>>161Oh please don't single out the individual phrases. It's OK for me that they're fixed if they're fixed properly and the fixation doesn't remind me of a certain already-formed, highly stereotyped (sub)culture.
Also I'm constantly updating my conception of music and what I've said a year ago or so won't really work for me. For example one or two years ago I would have thought that music may really be about sound but now I've abandoned that position since I'm constantly being dissatisfied by contemporary music. When I say something is "great" it is not usually admiration but simple approval of a certain germ that I think is present in this something which is worthy of looking into.
The point is still to use the right sound for the right rhythmic pattern and this "rightness" I guess is not an abstract invariant. People like Subtonick have too much going on in their music so it's hard to say anything substantial when we're just going to single out the rhythmic aspect. But let's say, ultratronics 04 versus 02, the former one utilizes sounds that are more "round" and "bouncy", if these bouncy sounds are replaced by harsher sounds like those used in ultratronics 08 it won't work at all. This is not "horizontal", but its more natural for the horizontal expansion of the, say, musical structure, to be more coherent and structured, than when the sounds just are organized for the sake of, say, the richness of the overall soundscape.
If I'm to make analogy to poetry, some poets, though widely liked, are just pure shit to me since they cannot stop using their literary devices and often use them inappropriately. The breath, the flow are simply absent in their poems. For example, even though I like Trakl's poems, his poems are very "idiotic" in that he didn't seem to really notice any of the rhythmic, "metric", aspects of his poetry. Hoelderlin, by contrast, is very conscious of it, so in the "late" poems (written around 1800 not after his madness) he switches between the short terse Hebrew form of metrics and the seemless, flowing, grand metric of Greek poetry, and his language, his literary device, also transforms in accordance to the transform of the formal aspects; and his poetry is always extremely structured. Now, what I'm most dissatisfied with, say, Autechre, is that his music when made analogy to poetry is like poems that are densely filled with metaphors, symbolism, analogy, but with regard to the flow of the sentences and the general structure of the poems, especially the internal echoing and correspondences of the poetic lines are never considered. There lacks a coherence that is "musical". It maybe coherently a mass of sound, but not coherently a piece of music. Like I said before, when imageries and symbolisms become packed, it's hard to concentrate on the structural aspect, and this structural aspect is important to me; "Logos" is important to me, and there's a general paradigm in the current discourse of music that we should become more anti-logocentric and accept the unorganized mess but concentrate on the "energy" or whatever of the sound which I don't concur with at all.

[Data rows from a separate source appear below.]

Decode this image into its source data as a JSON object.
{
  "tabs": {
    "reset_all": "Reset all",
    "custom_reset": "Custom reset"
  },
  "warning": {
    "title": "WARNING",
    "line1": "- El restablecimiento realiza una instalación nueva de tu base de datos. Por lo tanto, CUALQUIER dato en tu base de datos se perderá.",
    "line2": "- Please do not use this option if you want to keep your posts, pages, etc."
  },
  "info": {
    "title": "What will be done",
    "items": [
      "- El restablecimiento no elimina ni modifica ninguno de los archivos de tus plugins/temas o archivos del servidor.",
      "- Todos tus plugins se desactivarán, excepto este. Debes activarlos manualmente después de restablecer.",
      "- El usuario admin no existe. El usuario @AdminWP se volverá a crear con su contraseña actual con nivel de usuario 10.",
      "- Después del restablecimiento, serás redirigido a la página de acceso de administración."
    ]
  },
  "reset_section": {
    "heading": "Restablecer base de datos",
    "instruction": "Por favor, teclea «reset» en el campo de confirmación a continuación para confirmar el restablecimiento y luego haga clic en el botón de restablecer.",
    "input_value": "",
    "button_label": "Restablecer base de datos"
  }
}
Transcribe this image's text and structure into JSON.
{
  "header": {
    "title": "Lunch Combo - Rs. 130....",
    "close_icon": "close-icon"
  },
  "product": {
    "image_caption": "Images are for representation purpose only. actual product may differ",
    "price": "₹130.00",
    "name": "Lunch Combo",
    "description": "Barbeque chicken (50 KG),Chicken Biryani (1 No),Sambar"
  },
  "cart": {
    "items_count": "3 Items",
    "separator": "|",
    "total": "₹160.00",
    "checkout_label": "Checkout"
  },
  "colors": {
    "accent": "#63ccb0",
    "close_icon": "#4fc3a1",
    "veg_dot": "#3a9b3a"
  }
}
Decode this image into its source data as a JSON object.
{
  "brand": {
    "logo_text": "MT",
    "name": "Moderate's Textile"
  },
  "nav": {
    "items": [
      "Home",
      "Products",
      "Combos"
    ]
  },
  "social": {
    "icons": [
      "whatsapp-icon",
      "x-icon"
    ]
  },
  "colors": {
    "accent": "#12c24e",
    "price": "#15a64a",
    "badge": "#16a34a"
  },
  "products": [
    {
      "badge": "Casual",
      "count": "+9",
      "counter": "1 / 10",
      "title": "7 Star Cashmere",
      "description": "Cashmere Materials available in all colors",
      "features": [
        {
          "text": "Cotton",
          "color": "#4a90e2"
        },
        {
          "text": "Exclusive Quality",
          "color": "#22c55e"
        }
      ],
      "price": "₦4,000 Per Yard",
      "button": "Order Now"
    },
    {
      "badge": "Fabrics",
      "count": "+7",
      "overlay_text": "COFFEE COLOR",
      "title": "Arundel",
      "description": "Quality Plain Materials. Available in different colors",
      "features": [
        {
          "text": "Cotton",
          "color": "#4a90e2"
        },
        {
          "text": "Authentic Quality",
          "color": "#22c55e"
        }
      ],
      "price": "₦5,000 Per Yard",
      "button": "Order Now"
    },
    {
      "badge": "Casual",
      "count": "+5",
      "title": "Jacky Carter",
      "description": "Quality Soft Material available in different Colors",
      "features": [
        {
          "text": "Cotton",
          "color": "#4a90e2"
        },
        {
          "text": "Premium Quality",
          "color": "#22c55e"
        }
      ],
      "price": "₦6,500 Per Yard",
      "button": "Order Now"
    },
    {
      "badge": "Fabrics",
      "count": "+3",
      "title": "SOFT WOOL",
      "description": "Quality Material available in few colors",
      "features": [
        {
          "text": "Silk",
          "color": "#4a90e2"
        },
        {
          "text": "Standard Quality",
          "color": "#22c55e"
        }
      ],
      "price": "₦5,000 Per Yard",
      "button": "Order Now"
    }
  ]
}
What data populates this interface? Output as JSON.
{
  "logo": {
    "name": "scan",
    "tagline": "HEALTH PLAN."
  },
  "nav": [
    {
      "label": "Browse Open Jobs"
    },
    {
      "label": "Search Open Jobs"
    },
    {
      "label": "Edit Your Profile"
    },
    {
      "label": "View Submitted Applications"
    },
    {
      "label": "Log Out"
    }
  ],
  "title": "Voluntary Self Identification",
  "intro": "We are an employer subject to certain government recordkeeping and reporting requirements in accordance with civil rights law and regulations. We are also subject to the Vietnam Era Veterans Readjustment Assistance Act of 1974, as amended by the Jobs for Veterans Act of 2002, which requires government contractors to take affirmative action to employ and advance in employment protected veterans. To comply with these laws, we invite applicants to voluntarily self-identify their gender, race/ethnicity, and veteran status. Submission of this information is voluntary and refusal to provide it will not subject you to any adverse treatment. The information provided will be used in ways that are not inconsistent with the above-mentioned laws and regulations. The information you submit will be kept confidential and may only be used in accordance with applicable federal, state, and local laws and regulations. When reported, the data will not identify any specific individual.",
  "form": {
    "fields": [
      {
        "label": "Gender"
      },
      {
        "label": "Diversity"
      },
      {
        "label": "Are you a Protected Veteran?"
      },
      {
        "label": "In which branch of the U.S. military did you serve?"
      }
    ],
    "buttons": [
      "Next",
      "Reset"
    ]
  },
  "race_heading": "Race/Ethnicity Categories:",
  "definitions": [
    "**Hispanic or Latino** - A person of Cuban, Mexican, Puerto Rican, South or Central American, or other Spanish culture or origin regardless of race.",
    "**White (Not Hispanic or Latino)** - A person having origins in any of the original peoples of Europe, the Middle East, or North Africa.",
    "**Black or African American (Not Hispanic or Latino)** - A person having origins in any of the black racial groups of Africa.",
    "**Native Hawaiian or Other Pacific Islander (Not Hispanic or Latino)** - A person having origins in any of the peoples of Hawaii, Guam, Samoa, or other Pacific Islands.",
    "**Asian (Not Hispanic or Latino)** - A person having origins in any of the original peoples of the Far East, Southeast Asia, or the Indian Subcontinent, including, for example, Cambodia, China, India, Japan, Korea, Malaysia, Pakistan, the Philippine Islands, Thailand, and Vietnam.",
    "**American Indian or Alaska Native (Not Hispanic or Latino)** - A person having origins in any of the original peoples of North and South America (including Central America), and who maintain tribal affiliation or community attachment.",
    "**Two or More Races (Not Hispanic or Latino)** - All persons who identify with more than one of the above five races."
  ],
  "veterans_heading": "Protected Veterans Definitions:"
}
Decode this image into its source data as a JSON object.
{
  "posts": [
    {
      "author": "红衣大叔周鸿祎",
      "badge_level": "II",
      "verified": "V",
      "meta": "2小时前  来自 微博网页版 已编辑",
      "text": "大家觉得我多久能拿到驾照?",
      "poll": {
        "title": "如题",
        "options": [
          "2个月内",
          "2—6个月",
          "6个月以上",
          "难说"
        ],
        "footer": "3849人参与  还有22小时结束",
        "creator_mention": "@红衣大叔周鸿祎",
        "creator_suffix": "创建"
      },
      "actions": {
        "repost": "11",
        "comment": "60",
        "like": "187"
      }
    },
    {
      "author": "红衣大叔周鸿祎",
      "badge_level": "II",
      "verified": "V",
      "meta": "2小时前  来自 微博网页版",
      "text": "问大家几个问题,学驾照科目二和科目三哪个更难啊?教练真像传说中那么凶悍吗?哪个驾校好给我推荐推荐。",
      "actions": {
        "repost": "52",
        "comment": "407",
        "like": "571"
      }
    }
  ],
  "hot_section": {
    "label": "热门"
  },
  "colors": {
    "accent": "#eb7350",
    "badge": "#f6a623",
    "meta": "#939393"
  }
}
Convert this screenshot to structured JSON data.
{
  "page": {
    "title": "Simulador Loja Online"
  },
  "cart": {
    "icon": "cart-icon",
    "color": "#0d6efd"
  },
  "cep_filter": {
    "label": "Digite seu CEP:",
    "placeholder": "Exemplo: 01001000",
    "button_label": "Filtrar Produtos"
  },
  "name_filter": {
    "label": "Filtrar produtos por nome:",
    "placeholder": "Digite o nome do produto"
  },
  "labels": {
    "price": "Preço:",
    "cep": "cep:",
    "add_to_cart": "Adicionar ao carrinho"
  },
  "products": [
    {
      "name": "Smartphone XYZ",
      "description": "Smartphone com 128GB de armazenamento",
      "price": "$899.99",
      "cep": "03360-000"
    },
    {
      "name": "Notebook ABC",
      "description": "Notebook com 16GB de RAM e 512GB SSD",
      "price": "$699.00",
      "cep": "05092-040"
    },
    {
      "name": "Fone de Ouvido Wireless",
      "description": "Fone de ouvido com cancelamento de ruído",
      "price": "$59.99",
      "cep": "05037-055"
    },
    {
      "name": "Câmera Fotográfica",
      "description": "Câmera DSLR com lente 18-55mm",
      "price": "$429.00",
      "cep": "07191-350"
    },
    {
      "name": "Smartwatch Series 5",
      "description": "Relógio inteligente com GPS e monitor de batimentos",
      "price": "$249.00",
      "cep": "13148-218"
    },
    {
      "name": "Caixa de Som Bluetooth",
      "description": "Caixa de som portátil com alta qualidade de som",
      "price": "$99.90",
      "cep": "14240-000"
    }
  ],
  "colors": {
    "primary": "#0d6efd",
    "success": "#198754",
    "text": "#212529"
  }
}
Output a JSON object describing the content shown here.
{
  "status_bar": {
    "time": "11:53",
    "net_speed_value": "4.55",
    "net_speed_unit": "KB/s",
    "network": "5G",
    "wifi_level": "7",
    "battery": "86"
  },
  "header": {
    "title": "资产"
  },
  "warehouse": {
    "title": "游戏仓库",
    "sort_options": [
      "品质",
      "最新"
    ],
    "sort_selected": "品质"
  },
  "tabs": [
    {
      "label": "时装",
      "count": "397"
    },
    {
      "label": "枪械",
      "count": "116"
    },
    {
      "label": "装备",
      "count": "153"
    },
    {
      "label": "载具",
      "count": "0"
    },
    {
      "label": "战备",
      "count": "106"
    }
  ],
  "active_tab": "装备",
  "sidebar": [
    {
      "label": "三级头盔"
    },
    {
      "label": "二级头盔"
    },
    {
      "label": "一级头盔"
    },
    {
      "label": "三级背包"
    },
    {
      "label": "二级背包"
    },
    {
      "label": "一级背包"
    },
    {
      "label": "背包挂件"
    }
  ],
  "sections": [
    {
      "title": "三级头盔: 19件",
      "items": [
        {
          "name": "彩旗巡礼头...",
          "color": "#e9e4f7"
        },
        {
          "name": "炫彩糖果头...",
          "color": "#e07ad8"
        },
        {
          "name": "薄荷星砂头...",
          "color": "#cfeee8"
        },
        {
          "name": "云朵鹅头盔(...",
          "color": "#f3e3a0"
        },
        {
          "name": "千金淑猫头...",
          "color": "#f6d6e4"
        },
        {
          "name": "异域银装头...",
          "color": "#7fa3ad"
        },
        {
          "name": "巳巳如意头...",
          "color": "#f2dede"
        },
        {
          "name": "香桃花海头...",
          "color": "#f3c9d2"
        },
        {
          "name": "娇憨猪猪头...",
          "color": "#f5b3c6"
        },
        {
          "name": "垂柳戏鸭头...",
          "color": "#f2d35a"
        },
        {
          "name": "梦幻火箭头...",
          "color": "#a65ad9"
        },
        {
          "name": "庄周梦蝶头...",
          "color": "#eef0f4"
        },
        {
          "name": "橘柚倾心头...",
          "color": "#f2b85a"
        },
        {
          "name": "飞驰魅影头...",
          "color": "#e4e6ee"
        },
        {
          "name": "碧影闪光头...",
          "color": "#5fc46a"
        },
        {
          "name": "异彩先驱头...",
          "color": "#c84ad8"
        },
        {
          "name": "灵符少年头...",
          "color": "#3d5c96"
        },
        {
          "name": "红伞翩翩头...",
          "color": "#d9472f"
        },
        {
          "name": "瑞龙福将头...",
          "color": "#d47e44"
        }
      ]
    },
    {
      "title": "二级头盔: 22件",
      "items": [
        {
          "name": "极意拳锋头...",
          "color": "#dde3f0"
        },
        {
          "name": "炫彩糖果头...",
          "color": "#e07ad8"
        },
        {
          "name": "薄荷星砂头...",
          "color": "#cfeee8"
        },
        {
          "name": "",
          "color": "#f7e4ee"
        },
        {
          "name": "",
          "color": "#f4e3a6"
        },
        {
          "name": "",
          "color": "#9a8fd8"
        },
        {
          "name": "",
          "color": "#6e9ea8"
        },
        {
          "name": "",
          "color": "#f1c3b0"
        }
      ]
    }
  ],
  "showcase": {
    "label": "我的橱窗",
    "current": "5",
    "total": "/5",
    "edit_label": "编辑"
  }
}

I need to add just in case that by "Logos" it certainly doesn't mean sonata form or motivic development etc. Of course by a philosophical argument that is similar to the claim that everything is embodied and is present only in the mode of being embedded inside a milieu, it can easily be argued that it is simply wrong to disembody music and think abstractly about its organization without considering the acoustic etc. aspects, and then people will be composing spatial music, will try to combine sounds and produce interesting sounds, etc. but for me there must be a "point", a telos. Musicians need not be conscious of this "point" but for me I need to be able to see this "point", I'm not content with the now-popular "free exploration of sounds" and "pure novelty" discourse of certain avant-gardes at all, but this "point" should not be the point that is indicated in the statements made by some factually dead culture.
Now what is this "coherence" I'm mentioning? That's the damn question. I don't know. But I need coherence in music since for me it is music, I guess because coherence is an indication of successful self-organization and of proper mode of individuation, and that means there's a point, a telos, something that makes it itself and hence true and differentiate itself from the milieu, present.